Chaque jour, on me maltraite, ça fait que je suis parti dormir dehors.

Ce vieux a dit qu’il n’a pas de solutions ici. Comme il a des enfants, trois fils, qui prenaient la route de la Libye, seule solution : je peux t’aider à partir avec mes enfants pour la Libye.

On a quitté le pays ensemble, les trois fils du vieux et moi, et on est venu au Niger, puis en Libye. Ma sœur est restée au pays.

J’ai passé un mois au Niger, un mois en Libye : c’est le vieux qui envoyait l’argent pour qu’on vive.

En Libye : tour à tour, groupe par groupe, on nous envoie sur l’eau ; c’est le passeur qui a mis les trois fils du vieux sur l’eau pour aller en Italie ; trois jours après, il m’a mis dans le bateau aussi pour entrer en Italie.

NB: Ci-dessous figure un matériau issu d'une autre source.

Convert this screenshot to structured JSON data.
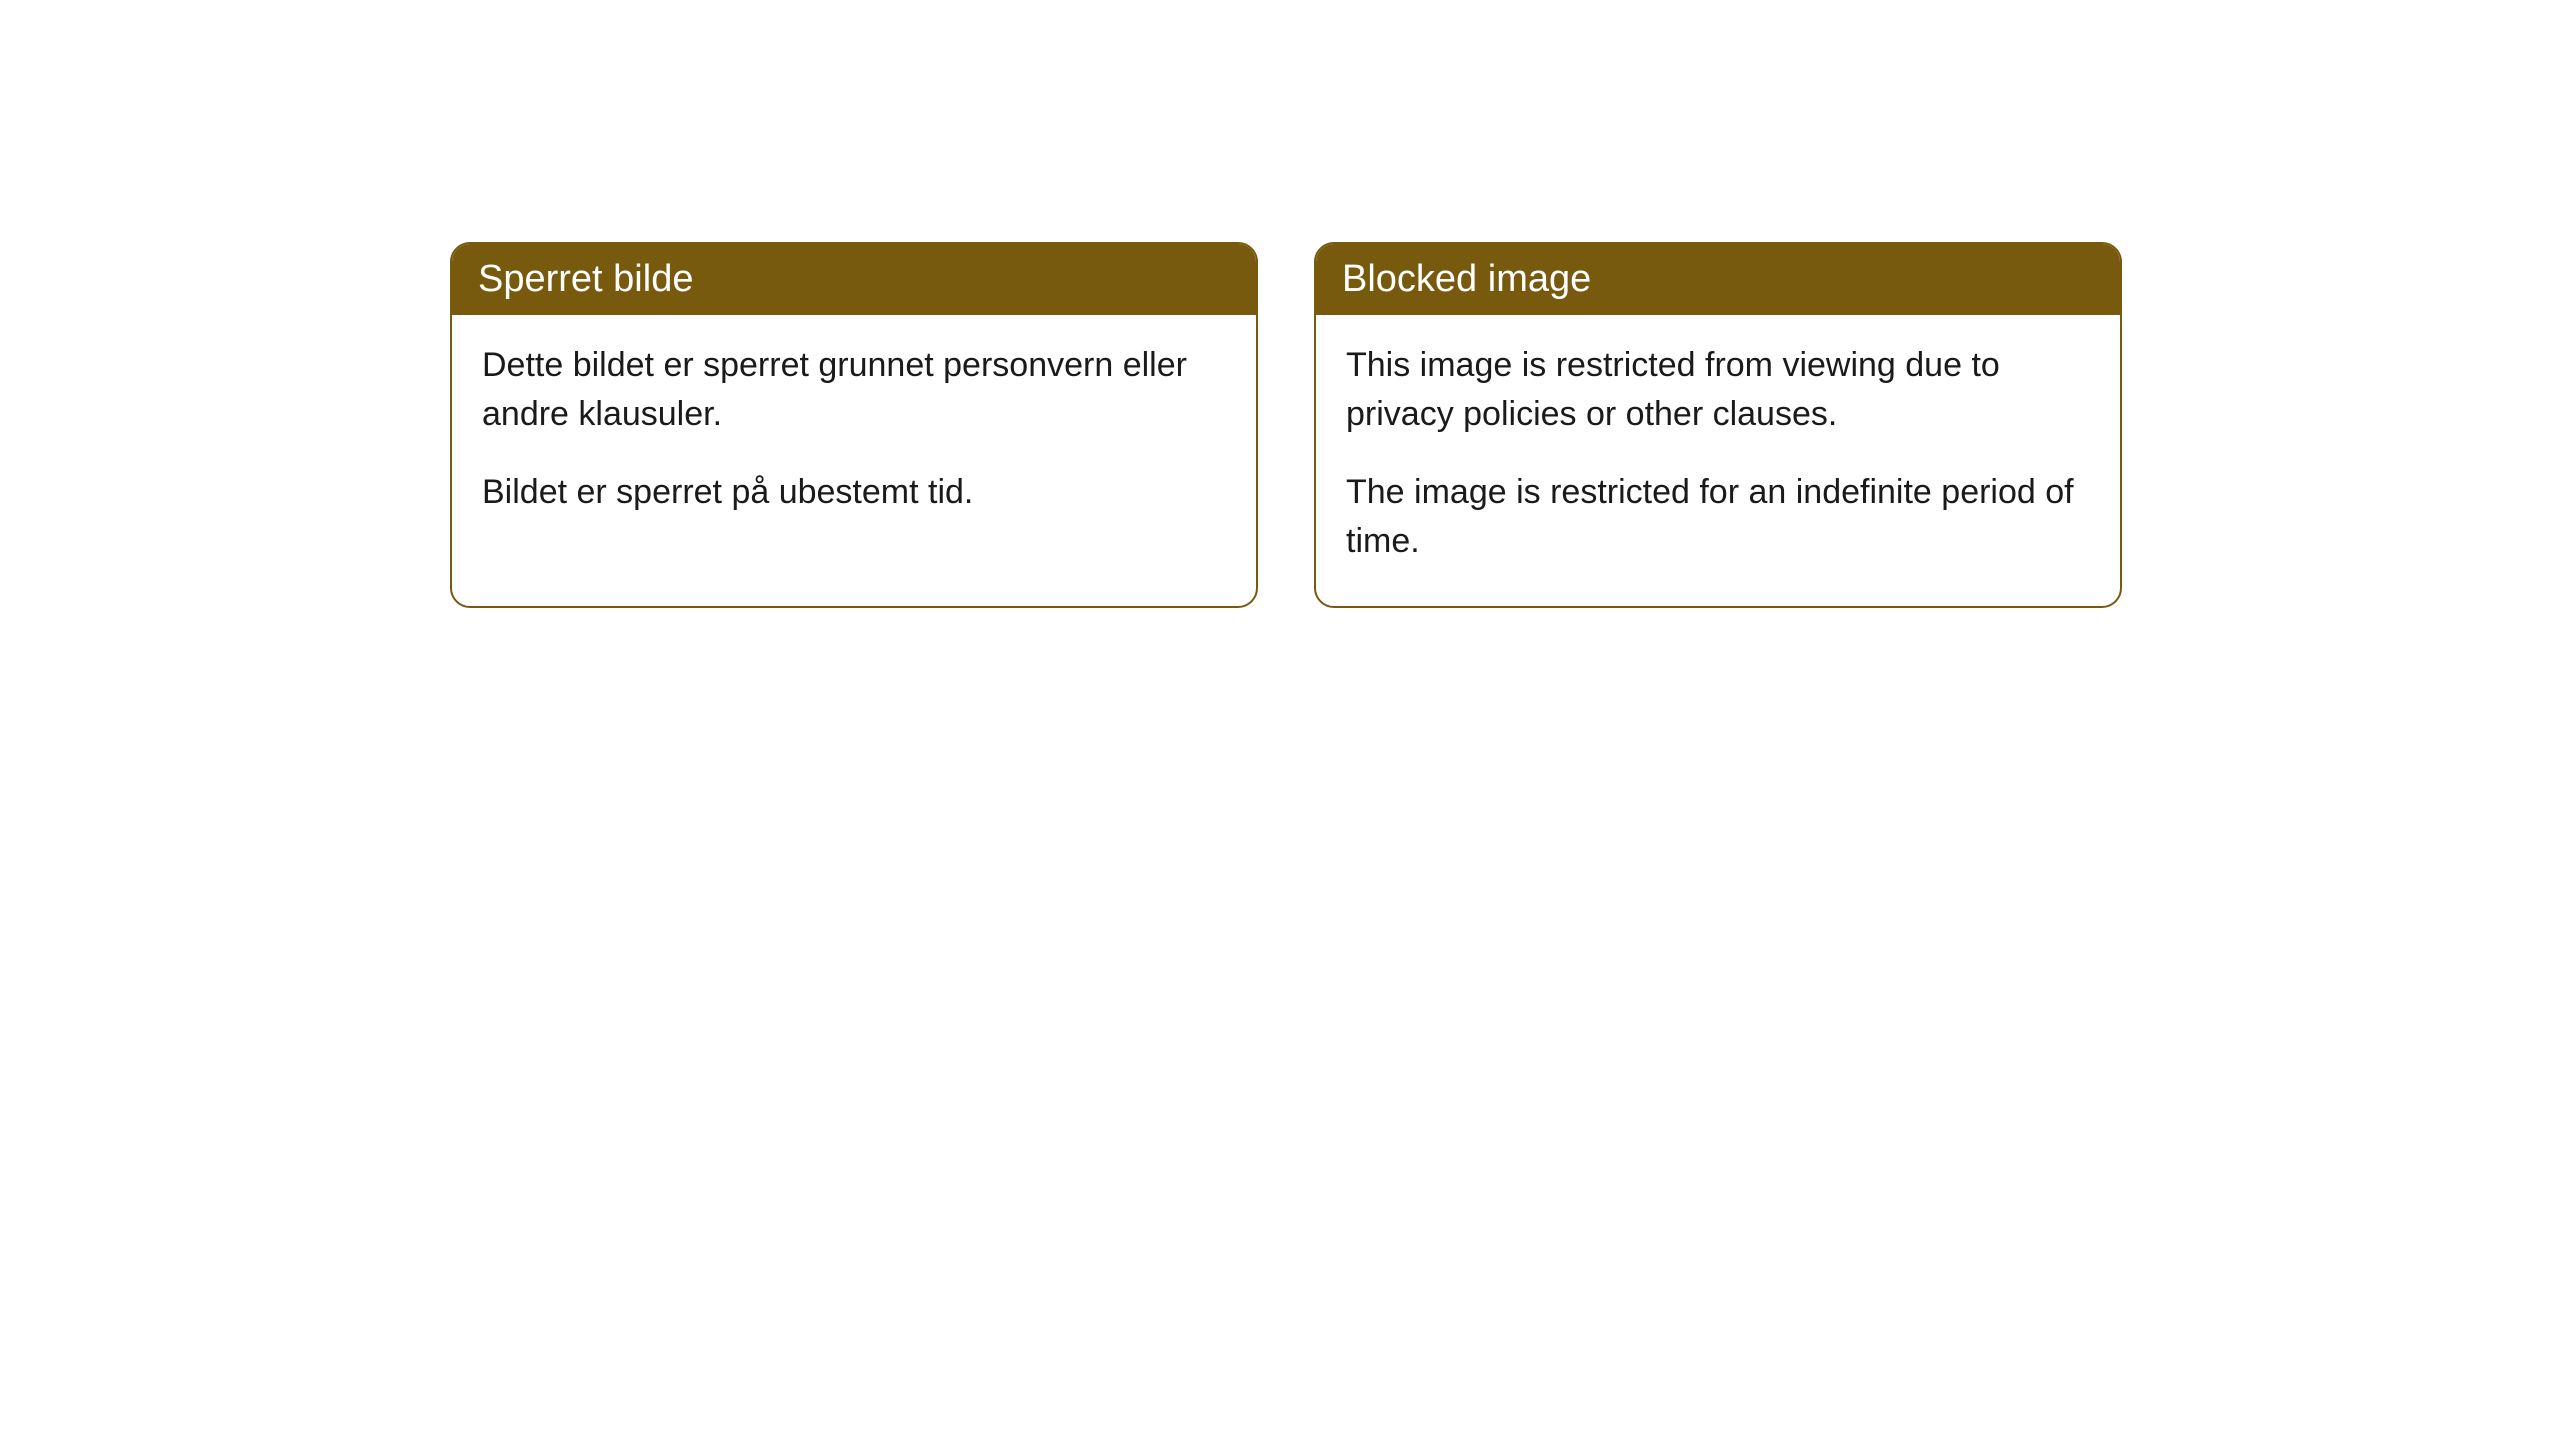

Je me suis trouvé dans un “campo” réservé aux mineurs en Italie, à Calabria, avec des petits enfants arabes au milieu de nous. Je ne comprenais pas la langue italienne.

Je voulais sortir pour venir en France, Je me suis caché dans le train, jusqu’à Rome avec beaucoup de petits arabes, tous cachés.

Arrivés à Rome, il faisait nuit, on a dormi à la gare, le matin un train est venu, on s’est caché dedans et on s’est retrouvé à Vintimille.

De Vintimille, on est arrivé à Cannes. On a pris le train jusqu’à Lyon, on a pris un autre train pour aller à Paris. Je suis arrivé à Paris à la gare, mais je ne sais pas quelle gare au juste.

Quand on est sorti de la gare avec les autres enfants on est allé dans un petit café, on s’est renseigné où on peut partir. Des gens du café ont appelé le 115 qui ont donné l’adresse de la Croix Rouge Couronnes et les gens du café nous ont indiqué le chemin pour y aller. »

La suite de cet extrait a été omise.